Sarkar grew up in Durgapur, India, an industrial town where his father worked as a clerk in a cement manufacturing company. Residents there remembered Sarkar as a diligent student.

A former classmate at Durgapur's Bidhan Institute -- where Sarkar studied for two years after high school before attending the Indian Institute of Technology in Kharagpur -- said he was "totally stupefied" by the news of the shooting.

"Mainak was a very good student. In school, he looked so innocent and was well-behaved," said Mridul, who like many people in India uses only one name. But Mridul said Friday he was not in touch with Sarkar after he left for a life in the United States.

Students at candlelight vigil for slain professor William Klug on UCLA campus on June 2, 2016 Kelvin Kuo, AP

Sarkar's LinkedIn page shows he obtained a master's degree at Stanford University after graduating in 2000 from the Indian Institute of Technology with a degree in aerospace engineering.

He most recently was listed as an engineering analyst at a Findlay, Ohio, company called Endurica.
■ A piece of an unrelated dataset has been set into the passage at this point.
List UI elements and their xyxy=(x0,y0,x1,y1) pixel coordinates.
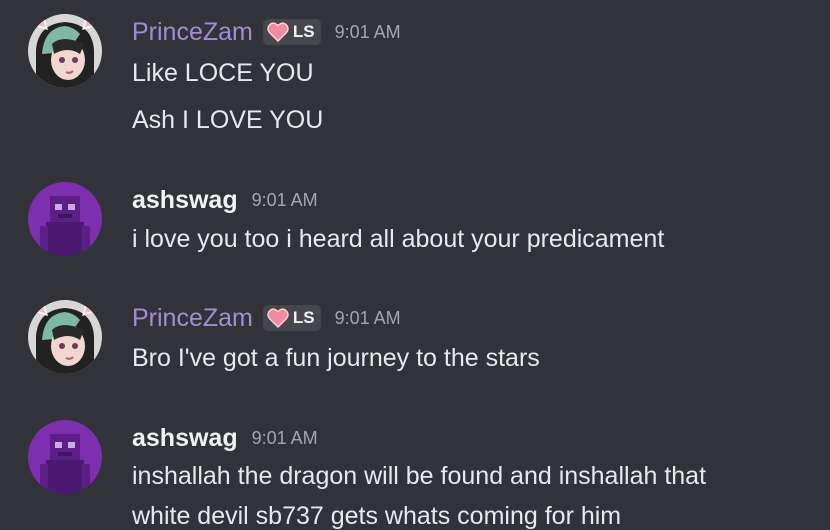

Company president Will Mars said Sarkar left in August 2014.

It's unclear what he had been doing since.

Colleagues, family and friends described Klug as a kind, devoted father and teacher. He is survived by his wife and two children, a nine-year-old boy and seven-year-old girl.

On campus Thursday night, hundreds of students, staff and faculty gathered for a vigil for Klug, holding up their cellphones like candles to light up the night sky.

"Bill was so much more than my soul mate," his wife, Mary Elise Klug, said in a statement. "I will miss him every day for the rest of my life."